In his volume, which was a fantastic Christmas gift from my parents by the way, I found stories that made me think, stories that made me cringe, characters I loved, thoughtful examinations of human relationships, and all the awkwardness life can offer. Oh, yeah, and it’s funny. I laughed a lot. And I mean A LOT. My respect and admiration for B.J. Novak continues to grow with each new venture he explores. Apparently there isn’t anything this man can do that I won’t love. You can read a story in a few moments time, which is great for a busy life, but you’ll also find yourself pulled in and loosing hours or your life in the blink of an eye. It’s just that good.

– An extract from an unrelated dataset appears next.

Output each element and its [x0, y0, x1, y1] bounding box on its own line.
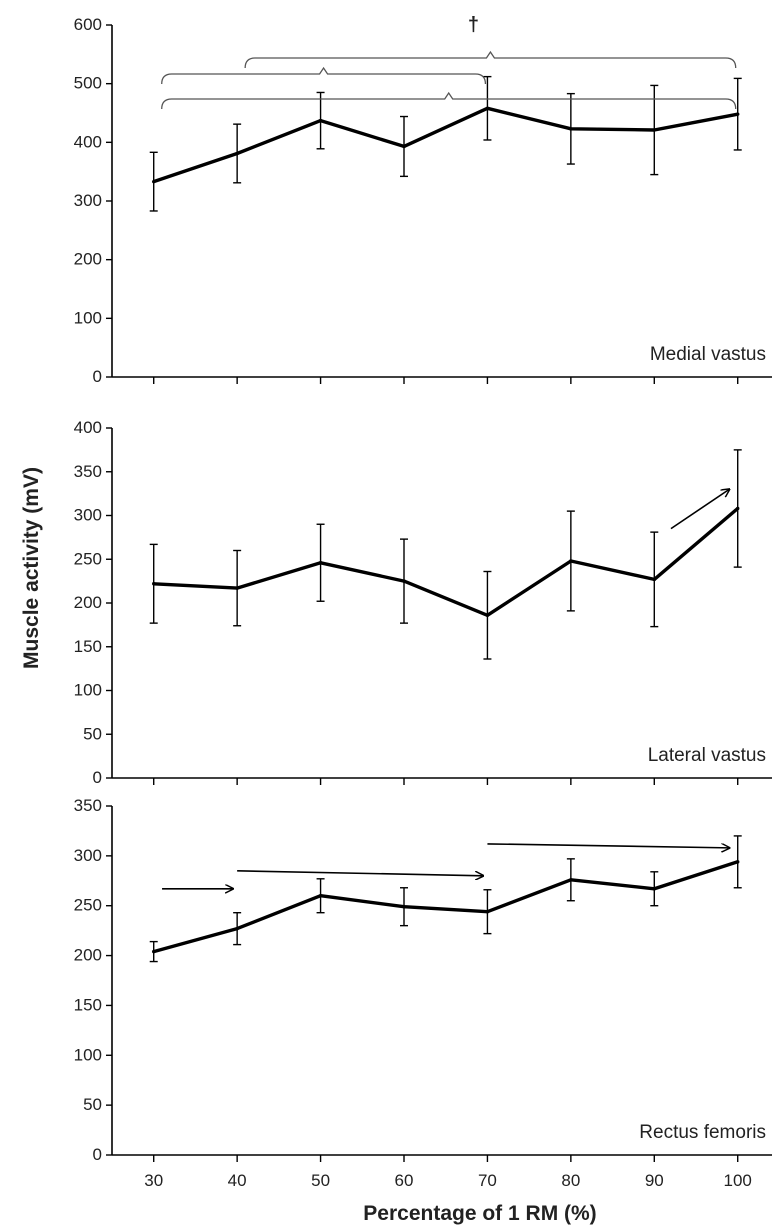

2) Tom Stoppard’s The Real Thing – I don’t read a lot of plays either. I’m not sure why. I enjoy the theatre. I’ve encountered several plays that I really enjoy. And they traditionally don’t take a lot of time to read. Maybe I’m unconsciously thrown by the fact that they’re 99% dialogue? I don’t know but whatever it is, I don’t read plays often. But I love Tom Stoppard. And I LOVE The Real Thing. The play follows two couples, involved in the production of a play about love and infidelity, while in marriages that are crumbling in real life as their spouses have fallen for each other. I’m a sucker for the exploration of love and human relationships and this is INCREDIBLE.
The back of my edition sums it up by saying the play, “combines his characteristically brilliant wordplay and wit with flashes of insight that illuminate the nature – and the mystery – of love, creating a multi-toned play that challenges the mind while searching the innermost secrets of the heart.” Yes, yes, and yes. It does all of those things in a beautiful and moving way. It’s a play I love and a play I’ve returned to often. (You should totally buy this yourself!)
1) Bram Stoker’s Dracula – I know this is a classic (and I ADORED the whole thing) but I don’t really read a lot of Gothic literature. Also (and here’s the bigger issue) I don’t like to be scared. Rather, I didn’t. Then I started dating Kalie and she loooooves horror and now I’ve gotten to embrace the genre too, with someone to hold my hand as I go. But that wasn’t the case for a long time. When I picked up the book I was a horror newbie, looking to explore a classic of literature. And I loved it! I couldn’t put the book down! I mean, it freaked me out and I had trouble falling asleep when I’d read it late into the night but I loved this book! In fact, it lead me to read Frankenstein and The Strange Case of Dr. Jekyll and Mr. Hyde after as well. I’ve enjoyed them all, but NOTHING compares to Dracula.
So there’s a little trip outside my comfort zone. Ahh, it felt good to shake things up! But, to be honest, I still kind of feel like I cheated. I have to say it too! I do love a handful of plays. I also love humor books and, with The Office to his writing credentials, I was sure I would enjoy B.J. Novak’s collection (although I didn’t know I’d love it as much as I did). Plus, Dracula is a classic so it’s not really THAT far outside my comfort zone. But it was a tricky topic for me and I tried. Sigh. I apologize for ending this piece with this sort of agonized confession but I felt I had too. I really try to read a little something from every genre, to keep things interesting, so I had to stretch to handle the post as it was outlined. But I made my choices! And I owned the stretching too :). Alright, now it’s time to read some of Han Solo’s adventure in an old Expanded Universe novel and not agonize over where it falls in relation to my comfort zone!